According to the preliminary fiscal data from the Finance Ministry released last week, which sums up government’s revenue and spending for the entire 2015, the state spent a little above GH¢10.55billion on public sector workers’ wages and salaries as against a budget of GH¢10.28billion.

The amount expended on wages and salaries constitutes about 44 percent of the tax revenue collected in the year, and also makes up about 7.9 percent of GDP.

The fiscal data also show that about GH¢800million more of wages is in arrears.

In spite of the budget overruns on wages and salaries, however, the overall spending on public sector compensation -- made up of salaries, pensions, gratuities and social security transfers -- was GH¢12.1 billion; below the budgeted amount of GH¢12.3billion for the year, which should provide some comfort for government.

Over the years, successive governments have struggled to contain the country’s bulging wage bill even as recruitment into the public sector has for some time now been frozen in concert with implementation of the US$918million Extended Credit Facility Agreement government entered into with the IMF in April last year.

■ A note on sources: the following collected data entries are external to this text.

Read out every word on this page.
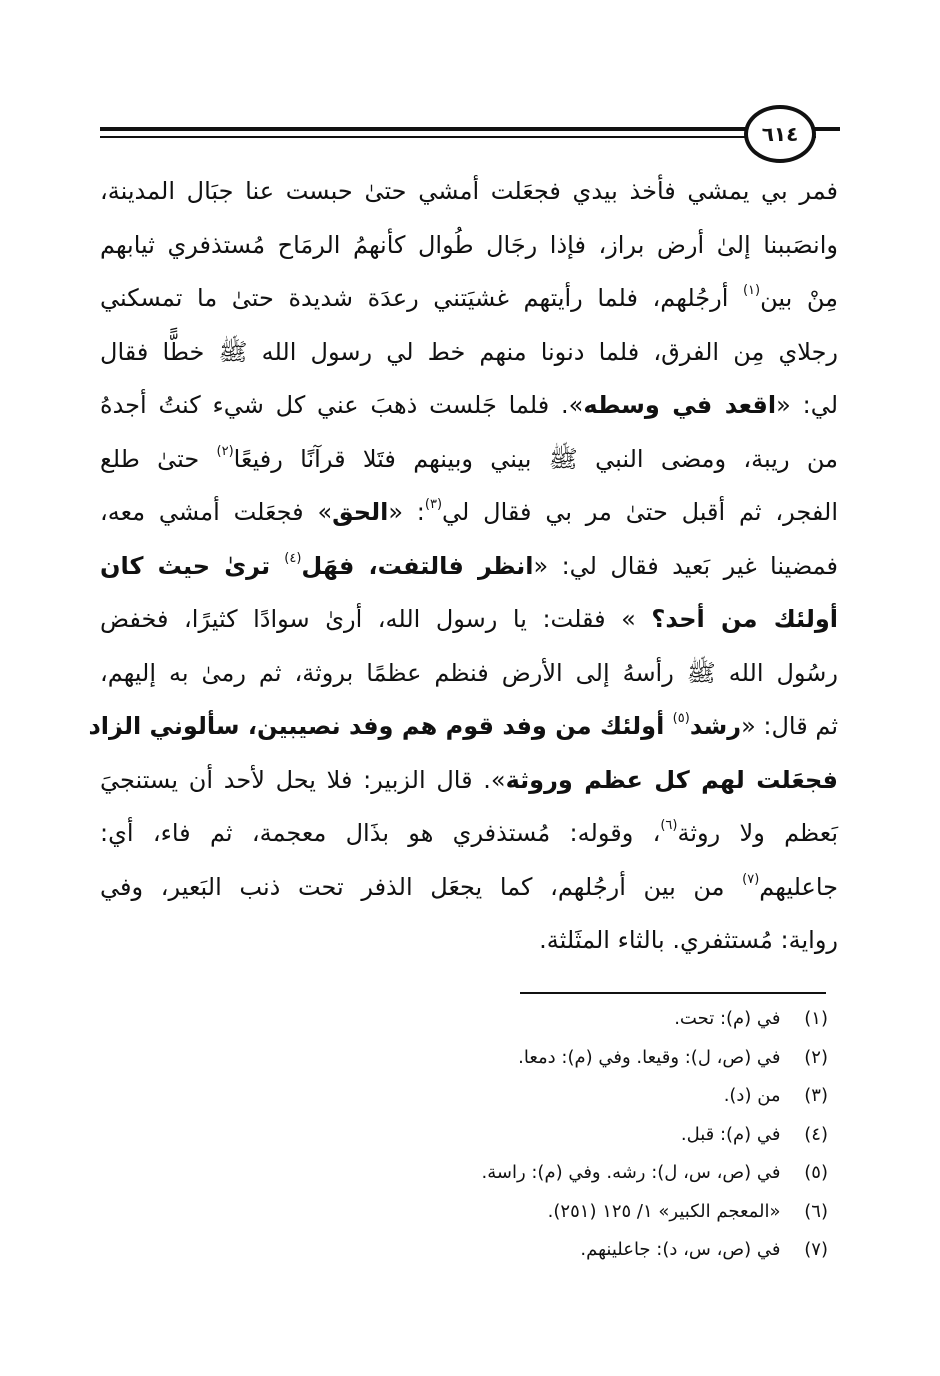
٦١٤
فمر بي يمشي فأخذ بيدي فجعَلت أمشي حتىٰ حبست عنا جبَال المدينة،
وانصَببنا إلىٰ أرض براز، فإذا رجَال طُوال كأنهمُ الرمَاح مُستذفري ثيابهم
مِنْ بين$^{(١)}$ أرجُلهم، فلما رأيتهم غشيَتني رعدَة شديدة حتىٰ ما تمسكني
رجلاي مِن الفرق، فلما دنونا منهم خط لي رسول الله ﷺ خطًّا فقال
لي: «اقعد في وسطه». فلما جَلست ذهبَ عني كل شيء كنتُ أجدهُ
من ريبة، ومضى النبي ﷺ بيني وبينهم فتَلا قرآنًا رفيعًا$^{(٢)}$ حتىٰ طلع
الفجر، ثم أقبل حتىٰ مر بي فقال لي$^{(٣)}$: «الحق» فجعَلت أمشي معه،
فمضينا غير بَعيد فقال لي: «انظر فالتفت، فهَل$^{(٤)}$ ترىٰ حيث كان
أولئك من أحد؟ » فقلت: يا رسول الله، أرىٰ سوادًا كثيرًا، فخفض
رسُول الله ﷺ رأسهُ إلى الأرض فنظم عظمًا بروثة، ثم رمىٰ به إليهم،
ثم قال: «رشد$^{(٥)}$ أولئك من وفد قوم هم وفد نصيبين، سألوني الزاد
فجعَلت لهم كل عظم وروثة». قال الزبير: فلا يحل لأحد أن يستنجيَ
بَعظم ولا روثة$^{(٦)}$، وقوله: مُستذفري هو بذَال معجمة، ثم فاء، أي:
جاعليهم$^{(٧)}$ من بين أرجُلهم، كما يجعَل الذفر تحت ذنب البَعير، وفي
رواية: مُستثفري. بالثاء المثَلثة.
(١)  في (م): تحت.
(٢)  في (ص، ل): وقيعا. وفي (م): دمعا.
(٣)  من (د).
(٤)  في (م): قبل.
(٥)  في (ص، س، ل): رشه. وفي (م): راسة.
(٦)  «المعجم الكبير» ١/ ١٢٥ (٢٥١).
(٧)  في (ص، س، د): جاعلينهم.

Expectations are high among managers of the economy and their multilateral partners that the budget overruns in relation to wage bill will at least this year be contained, as for the first time in the country’s history government and organised labour concluded negotiations on the national minimum wage and base pay before the 2016 budget was finalised.

However, organised labour is demanding an additional increment in wages, which they explain has become necessary since t gains from the increment in base pay have been eroded by several other tax measures implemented by government afterward.

Since the 2016 budget was presented to Parliament in November last year, utility tariffs have been increased substantially; with electricity and water tariffs going up by 59.2 and 67.2 percent respectively. Additionally, the implementation of a raft of taxes -- especially the recently introduced Energy Levies -- have pushed up petroleum prices by at least 35 percent since January this year, with the start of ECOWAS Common External tariffs also increasing prices of imported goods by about 20 percent.

The pass-through effects of these increments have spiked inflationary pressures, with the inflation rate now pegged at 18.5 percent from 17.6 percent in November.

Nonetheless, government is insistent on maintaining the wage bill within the budget limit, since any compensation-related slippages or overruns could compromise the fiscal consolidation programme.

Finance Minister Seth Terkper is concerned further growth in wages will derail government’s ongoing fiscal consolidation efforts, crowd out investment in infrastructure and social programmes, and generate worse economic outcomes; a stance that has received backing from President John Mahama.

Controlling the growth of wages to lower the share of state revenue they absorb is key among government’s efforts to cut the budget deficit this year to 5.3 percent of GDP, and rebalance spending in favour of public investment.